In his early boyhood he was attracted to RSS movement and as an ardent worker of the organization, shouldered various guidance of the Late Eknath Ranade from 1949 and it was at his behest that Dr Dhar became a Pracharak (a whole time worker) of RSS for 3 years (1960-63). In 1964, Dr Dhar joined Sri Ranade to work for the Vivekananda Rock Memorial Project.
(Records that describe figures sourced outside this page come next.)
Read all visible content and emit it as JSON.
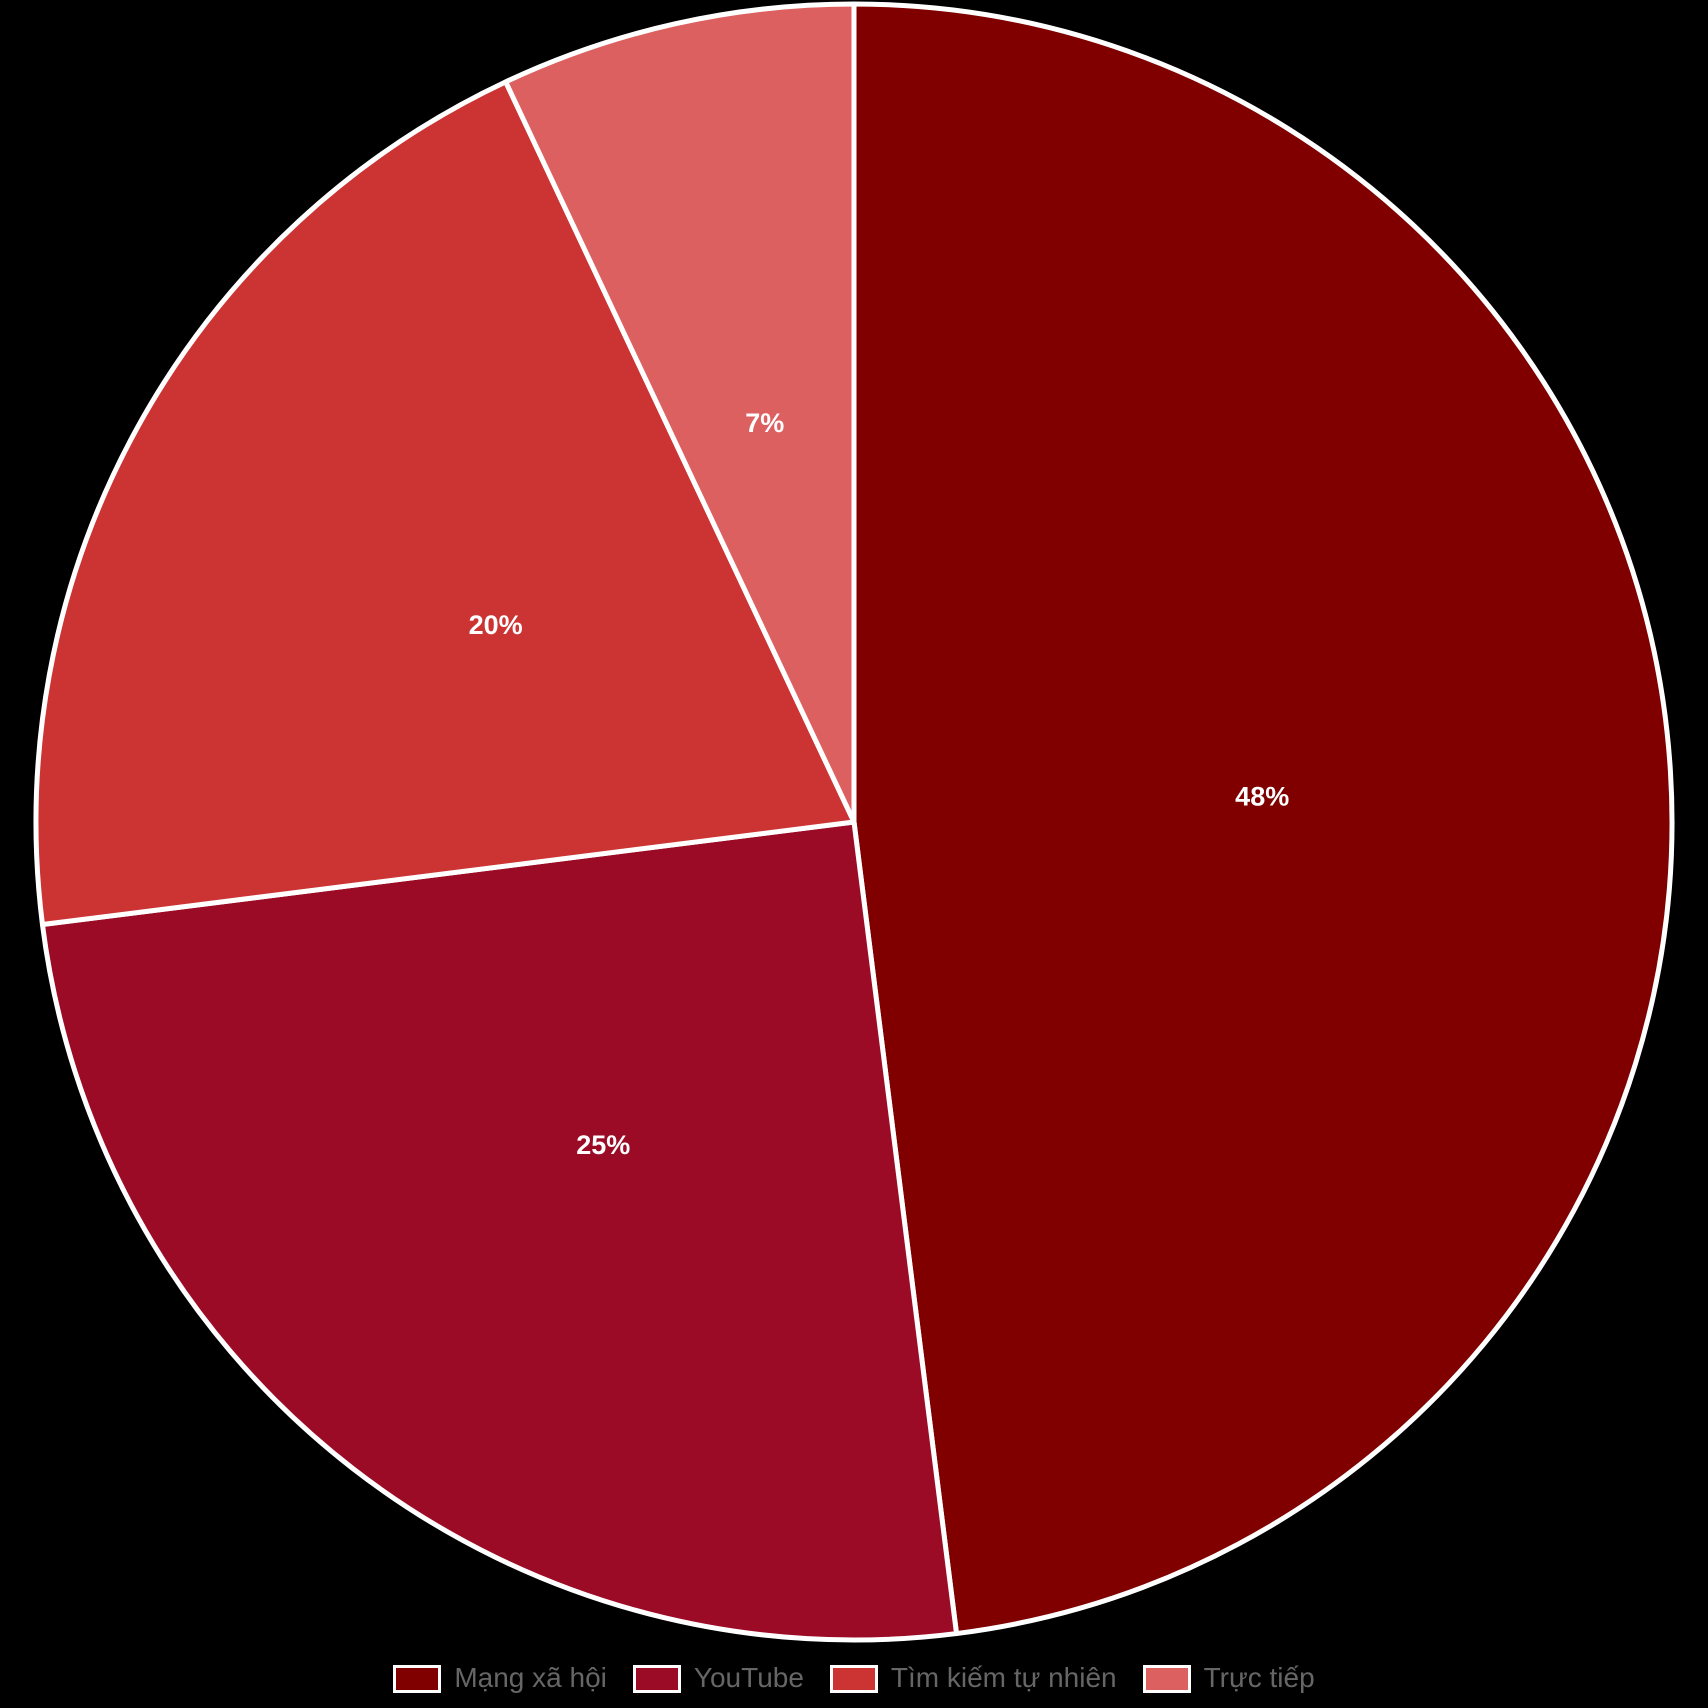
{
  "background_color": "#000000",
  "chart_data": {
    "type": "pie",
    "title": "",
    "categories": [
      "Mạng xã hội",
      "YouTube",
      "Tìm kiếm tự nhiên",
      "Trực tiếp"
    ],
    "values": [
      48,
      25,
      20,
      7
    ],
    "slice_labels": [
      "48%",
      "25%",
      "20%",
      "7%"
    ],
    "colors": [
      "#800000",
      "#9B0B25",
      "#CC3333",
      "#DD6060"
    ],
    "start_angle_deg": 0,
    "direction": "clockwise",
    "slice_border_color": "#FFFFFF",
    "slice_border_width": 5,
    "label_color": "#FFFFFF",
    "label_radius_ratio": 0.5,
    "legend_position": "bottom",
    "legend_text_color": "#666666",
    "legend_swatch_border_color": "#FFFFFF"
  }
}
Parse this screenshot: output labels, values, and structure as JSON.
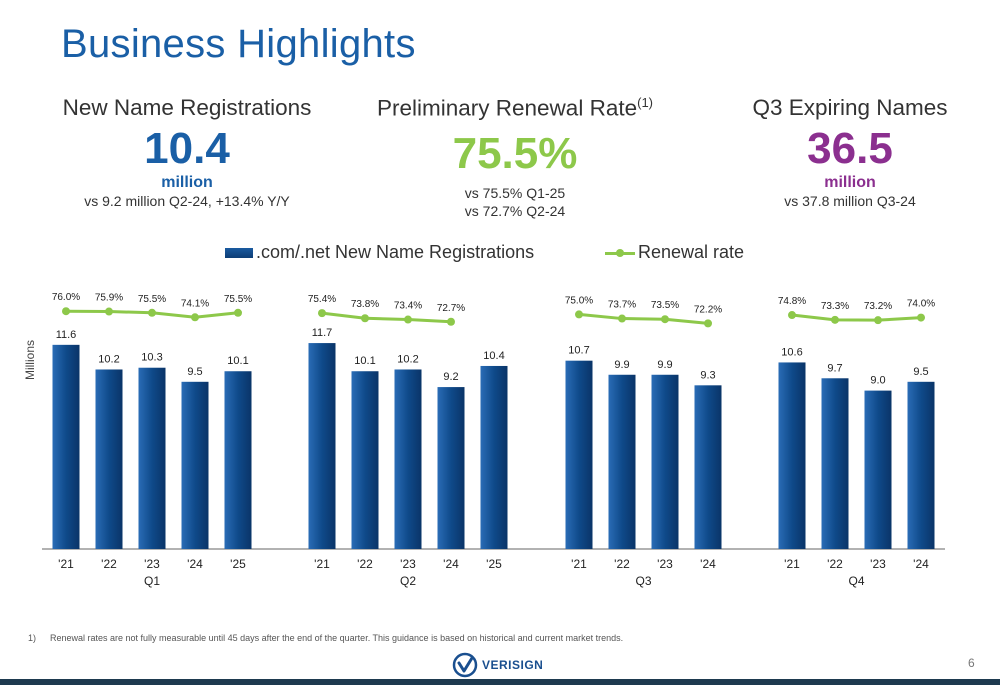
{
  "title": "Business Highlights",
  "kpis": [
    {
      "heading": "New Name Registrations",
      "sup": "",
      "value": "10.4",
      "unit": "million",
      "sub": [
        "vs 9.2 million Q2-24, +13.4% Y/Y"
      ]
    },
    {
      "heading": "Preliminary Renewal Rate",
      "sup": "(1)",
      "value": "75.5%",
      "unit": "",
      "sub": [
        "vs 75.5% Q1-25",
        "vs 72.7% Q2-24"
      ]
    },
    {
      "heading": "Q3 Expiring Names",
      "sup": "",
      "value": "36.5",
      "unit": "million",
      "sub": [
        "vs 37.8 million Q3-24"
      ]
    }
  ],
  "colors": {
    "blue": "#1a5fa6",
    "bar": "#0f4a8a",
    "green": "#8dc84a",
    "purple": "#8b2f8f"
  },
  "chart_data": {
    "type": "bar",
    "ylabel": "Millions",
    "legend": [
      ".com/.net New Name Registrations",
      "Renewal rate"
    ],
    "legend_position": "top",
    "groups": [
      {
        "label": "Q1",
        "categories": [
          "'21",
          "'22",
          "'23",
          "'24",
          "'25"
        ],
        "registrations": [
          11.6,
          10.2,
          10.3,
          9.5,
          10.1
        ],
        "registration_labels": [
          "11.6",
          "10.2",
          "10.3",
          "9.5",
          "10.1"
        ],
        "renewal": [
          76.0,
          75.9,
          75.5,
          74.1,
          75.5
        ],
        "renewal_labels": [
          "76.0%",
          "75.9%",
          "75.5%",
          "74.1%",
          "75.5%"
        ]
      },
      {
        "label": "Q2",
        "categories": [
          "'21",
          "'22",
          "'23",
          "'24",
          "'25"
        ],
        "registrations": [
          11.7,
          10.1,
          10.2,
          9.2,
          10.4
        ],
        "registration_labels": [
          "11.7",
          "10.1",
          "10.2",
          "9.2",
          "10.4"
        ],
        "renewal": [
          75.4,
          73.8,
          73.4,
          72.7
        ],
        "renewal_labels": [
          "75.4%",
          "73.8%",
          "73.4%",
          "72.7%"
        ]
      },
      {
        "label": "Q3",
        "categories": [
          "'21",
          "'22",
          "'23",
          "'24"
        ],
        "registrations": [
          10.7,
          9.9,
          9.9,
          9.3
        ],
        "registration_labels": [
          "10.7",
          "9.9",
          "9.9",
          "9.3"
        ],
        "renewal": [
          75.0,
          73.7,
          73.5,
          72.2
        ],
        "renewal_labels": [
          "75.0%",
          "73.7%",
          "73.5%",
          "72.2%"
        ]
      },
      {
        "label": "Q4",
        "categories": [
          "'21",
          "'22",
          "'23",
          "'24"
        ],
        "registrations": [
          10.6,
          9.7,
          9.0,
          9.5
        ],
        "registration_labels": [
          "10.6",
          "9.7",
          "9.0",
          "9.5"
        ],
        "renewal": [
          74.8,
          73.3,
          73.2,
          74.0
        ],
        "renewal_labels": [
          "74.8%",
          "73.3%",
          "73.2%",
          "74.0%"
        ]
      }
    ]
  },
  "footnote": {
    "number": "1)",
    "text": "Renewal rates are not fully measurable until 45 days after the end of the quarter. This guidance is based on historical and current market trends."
  },
  "logo_text": "VERISIGN",
  "page_number": "6"
}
In 1970, when West Bengal was passing through a critical phase and the atmosphere was surcharged with violence and terror, a forum for rendering social services and fostering a nationalist intellectual movement was started in Calcutta under the name of “Yoyakshema”, and Dr Dhar was the General Secretary of this well-known and prestigious forum ever since its inception.

Besides being the Mahanagar Sanghachalak (President) of RSS, Calcutta, he was a member, Central Board of Trustees and an All-India Vice-President of the Vishwa Hindu Parishad; Vice President, World Buddhist Cultural Foundation; Member of the Governing Council of the Rural Development and Research Project, New Delhi, Member of the Managing Committee of Deendayal Research Institute, New Delhi; All-India President of the National Medicos Organisation (NMO); Honorary Visiting Cardiologist of the B M Birla Heart Research Centre and the Vivekananda Sishu Kalyan Kendra; and was connected with many other social organizations. As the Convener-Secretary of the Purvanchal Council of Vishwa Hindu Parishad, he had been closely watching the complex cross-currents operating in the sensitive and problem-ridden North-Eastern region of the country and disseminating valuable information on the subject to various all-India forums.

Dr. Dhar was very close to three RSS Sarsanghachalaks Sri M.S.Golwalkar, Sri Balasaheb Deoras and Sri K.S.Sudarshan and he was a close associate of RSS stalwart Sri Balasaheb Deoras. Under his guidance Dr. Dhar did a lot of work at time of Bangladesh War on this eastern front in 1971.

An impressive orator, who was equally fluent in Bengali, Hindi and English and published many articles in different national news magazines and journals. He was also known for his in-depth study of Bangladesh affairs. Recently, he took over the onerous duties of the General Secretary of the Seemanta Shanti O Suraksha Samiti, West Bengal, which had been set up in February 1986, to mobilize public opinion against the massive illegal infiltration of Bangladeshi Muslims in West Bengal.